I do dream of my grandmother and mother returning from the dead in 50-year-old bodies. Sharing my life with them and my new found freedom from the effects of schizophrenia or other mental illnesses would be possible. Would happen. Both my grandmother and mother would know that I’m happy. It’s possible that they do know this even though they’re dead. Possible because my cats often times act as if someone I can’t see has entered the room, their gaze significant and penetrating.

Dreams are wonderful things. On some level, they bring with them hope. Longing does not make me sad. Longing propels me to live deeply. Say yes to life and life says yes back. It’s that simple.

Advertisement

Today is April 3, 2017. I am alive and well.

I’m reading a young adult novel The Dead Girls of Hysteria Hall. A young adult novel because I’m interested in writing a young adult novel. And yes, the main characters in the book are ghosts.

One of my closet friends has been a ghost hunter, recording paranormal activity. Obviously, she believes, without a doubt, that places can be haunted. I don’t know that I believe this. I do know that I feel my grandmother and mother near me at times. I don’t know if that’s because they truly are or because I will them to be with all my might. My cats, Grams named after my grandmother, and Annie named after my mother, do often stare at space intently as if they’re watching something move about. Their ears prick up and their eyes focus. I imagine a gust of fog entering my bedroom like smoke trailing from a lit cigarette in somebody’s hand.

I’m  also listening to Andy Cohen read from his diaries. I wonder what makes his drinking coffee and buttering toast more interesting than someone else doing the same thing. Seeing as his diaries made it to fourth on the New York Time’s Bestsellers List he must be doing something right. The mundane becomes extraordinary. I wonder if he can make flossing teeth entertaining simply because he’s Andy.

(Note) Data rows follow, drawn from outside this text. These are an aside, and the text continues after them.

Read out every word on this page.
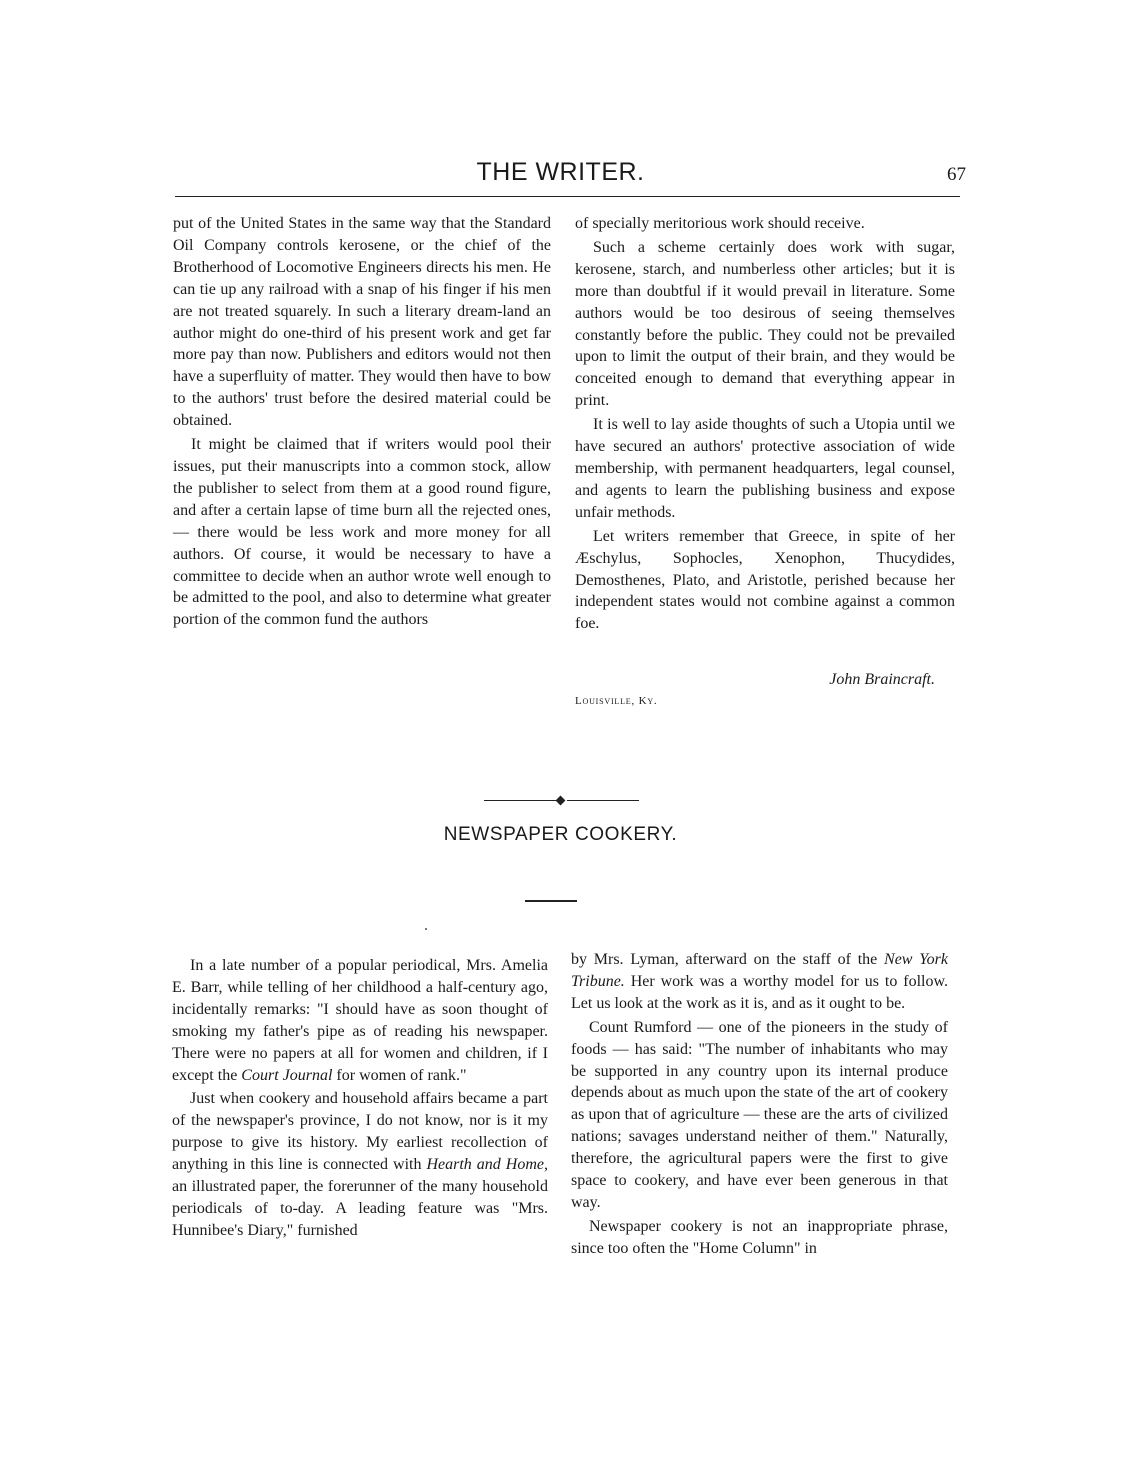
THE WRITER.	67

put of the United States in the same way that the Standard Oil Company controls kerosene, or the chief of the Brotherhood of Locomotive Engineers directs his men. He can tie up any railroad with a snap of his finger if his men are not treated squarely. In such a literary dream-land an author might do one-third of his present work and get far more pay than now. Publishers and editors would not then have a superfluity of matter. They would then have to bow to the authors' trust before the desired material could be obtained.

It might be claimed that if writers would pool their issues, put their manuscripts into a common stock, allow the publisher to select from them at a good round figure, and after a certain lapse of time burn all the rejected ones, — there would be less work and more money for all authors. Of course, it would be necessary to have a committee to decide when an author wrote well enough to be admitted to the pool, and also to determine what greater portion of the common fund the authors

of specially meritorious work should receive.

Such a scheme certainly does work with sugar, kerosene, starch, and numberless other articles; but it is more than doubtful if it would prevail in literature. Some authors would be too desirous of seeing themselves constantly before the public. They could not be prevailed upon to limit the output of their brain, and they would be conceited enough to demand that everything appear in print.

It is well to lay aside thoughts of such a Utopia until we have secured an authors' protective association of wide membership, with permanent headquarters, legal counsel, and agents to learn the publishing business and expose unfair methods.

Let writers remember that Greece, in spite of her Æschylus, Sophocles, Xenophon, Thucydides, Demosthenes, Plato, and Aristotle, perished because her independent states would not combine against a common foe.

John Braincraft.
Louisville, Ky.
NEWSPAPER COOKERY.

In a late number of a popular periodical, Mrs. Amelia E. Barr, while telling of her childhood a half-century ago, incidentally remarks: "I should have as soon thought of smoking my father's pipe as of reading his newspaper. There were no papers at all for women and children, if I except the Court Journal for women of rank."

Just when cookery and household affairs became a part of the newspaper's province, I do not know, nor is it my purpose to give its history. My earliest recollection of anything in this line is connected with Hearth and Home, an illustrated paper, the forerunner of the many household periodicals of to-day. A leading feature was "Mrs. Hunnibee's Diary," furnished

by Mrs. Lyman, afterward on the staff of the New York Tribune. Her work was a worthy model for us to follow. Let us look at the work as it is, and as it ought to be.

Count Rumford — one of the pioneers in the study of foods — has said: "The number of inhabitants who may be supported in any country upon its internal produce depends about as much upon the state of the art of cookery as upon that of agriculture — these are the arts of civilized nations; savages understand neither of them." Naturally, therefore, the agricultural papers were the first to give space to cookery, and have ever been generous in that way.

Newspaper cookery is not an inappropriate phrase, since too often the "Home Column" in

I write memoirs. I must think, like Andy, that something I’ve done is worth telling. I’ve listened to people say “write what you’d want to read.” So I’ve done this. I’ve written about hope despite the fact that I have schizophrenia and alcoholism. My sweat is no sweeter than others; I’ve just managed to wipe my brow on page ten and change my socks for a clean pair on page eleven.

Writing about my life is hard, is fun, is something I hope to continue doing even if or when someone tells me I’m boring.